As the EPA points out, all compost needs three different types of ingredients:
- Brown materials including dead leaves and twigs
- Green materials including fruit and vegetable scraps, grass clippings, and coffee grounds
- Water to help it develop
Main Materials to Avoid
While there is a lot that you can compost, there are certain materials you should avoid. For example, while yard trimmings are a great addition to compost, if they have been treated with chemical pesticides don’t use them. The chemicals may kill beneficial composting organisms.
Pet waste including feces and soiled cat litter, is another no-no. The issue here is that it might contain parasites, germs, bacteria, pathogens, and viruses that are harmful to humans.
Plants that are diseased or covered in insects should also be avoided. It stands to reason that if they survive the composting process, they could easily be transferred back to other plants.
Anything that creates odor issues or attracts pests such as flies and rodents should also be avoided.
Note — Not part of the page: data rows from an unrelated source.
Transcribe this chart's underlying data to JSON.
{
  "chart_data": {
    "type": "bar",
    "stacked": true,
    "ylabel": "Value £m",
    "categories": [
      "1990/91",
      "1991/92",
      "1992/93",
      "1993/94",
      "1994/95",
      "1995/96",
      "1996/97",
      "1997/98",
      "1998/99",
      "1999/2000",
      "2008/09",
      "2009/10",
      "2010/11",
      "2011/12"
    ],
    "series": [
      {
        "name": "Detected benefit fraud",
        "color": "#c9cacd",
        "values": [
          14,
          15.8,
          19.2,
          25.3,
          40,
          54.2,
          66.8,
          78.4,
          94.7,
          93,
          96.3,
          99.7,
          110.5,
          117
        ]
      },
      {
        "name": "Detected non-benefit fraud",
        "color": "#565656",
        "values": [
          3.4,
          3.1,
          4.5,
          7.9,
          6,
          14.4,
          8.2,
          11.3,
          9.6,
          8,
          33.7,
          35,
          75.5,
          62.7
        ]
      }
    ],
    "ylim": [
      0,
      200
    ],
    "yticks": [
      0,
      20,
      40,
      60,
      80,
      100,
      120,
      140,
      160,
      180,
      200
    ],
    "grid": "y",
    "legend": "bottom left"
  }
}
This includes dairy products, fats, oil, lard, or grease, and meat or fish bones and scraps, none of which are “safe foods” when it comes to composting.
Anything that releases or contains substances that are, or might be, harmful to plants. The EPA mentions black walnut tree leaves or twigs and coal or charcoal ash. They don’t specify plastics, but they do have a whole section on plastic recycling and composting in their FAQ.
Should plastic be avoided when composting?
All plastics are derived from organic products, but the materials used are processed in different ways making some types compostable. So if you’re thinking of composting plastic, you need to be sure you only compost what is compostable.
It’s confusing to most of us. Some types of plastic are biodegradable, but not all of these are categorized as compostable plastic.
The EPA advises that most petroleum-based plastic isn’t readily biodegradable. What this means is that it won’t be consumed by various microorganisms which guarantee it is returned to compounds we find in nature.
Petroleum-based plastic may be designed to biodegrade, but it may only degrade partially. Compostable plastic will biodegrade into what the EPA calls “soil conditioning material.”
It gets even more confusing because the EPA warns that just because a product is labeled “compostable” doesn’t make it suitable for home composting. This is simply because industrial and commercial composting facilities operate at much higher temperatures than homeowners’ compost bins.
But not all plastic products are labeled. For example, packing peanuts, which are usually made from plastic and are never biodegradable, are now sometimes made from wheat and corn starches.
If you aren’t sure, pop one into the water. If it dissolves you can chuck it into the compost.
But, unless you are 100% sure, avoid any type of plastic unless the label specifies that it is approved for home composting.
Can plastic chemicals be absorbed by soil?
A study published online in 2019 states that one of the main problems facing the compost industry is contamination from various plastic waste. Low-density polyethylene (LDPE) used to make grocery bags, sandwich bags, plastic bags, and soft packaging materials is one of the worst.
Titled Exploring the long-term effect of plastic on compost microbiome, it states that because of its inert nature, its decomposition can take up to 1,000 years.
Plastic chemicals can negatively affect the ecosystem of the soil by releasing toxic substances into the soil. If this happens, the toxic compounds associated with plastic can enter the food chain and affect our health.
Can plastic chemicals be absorbed by plants?
Yes, they can, and plastic contamination can have really bad effects on seed germination and root penetration. It can also affect water flow and the uptake of nutrients from the soil into plants.
But the problem is when you recycle the wrong types of plastic, not when you use a plastic container to make compost.
Plastic isn’t something we usually add to a compost pile, but it is a very common material used to manufacture compost bins. So, if you’re looking to buy a compost bin off the shelf, plastic is a good choice.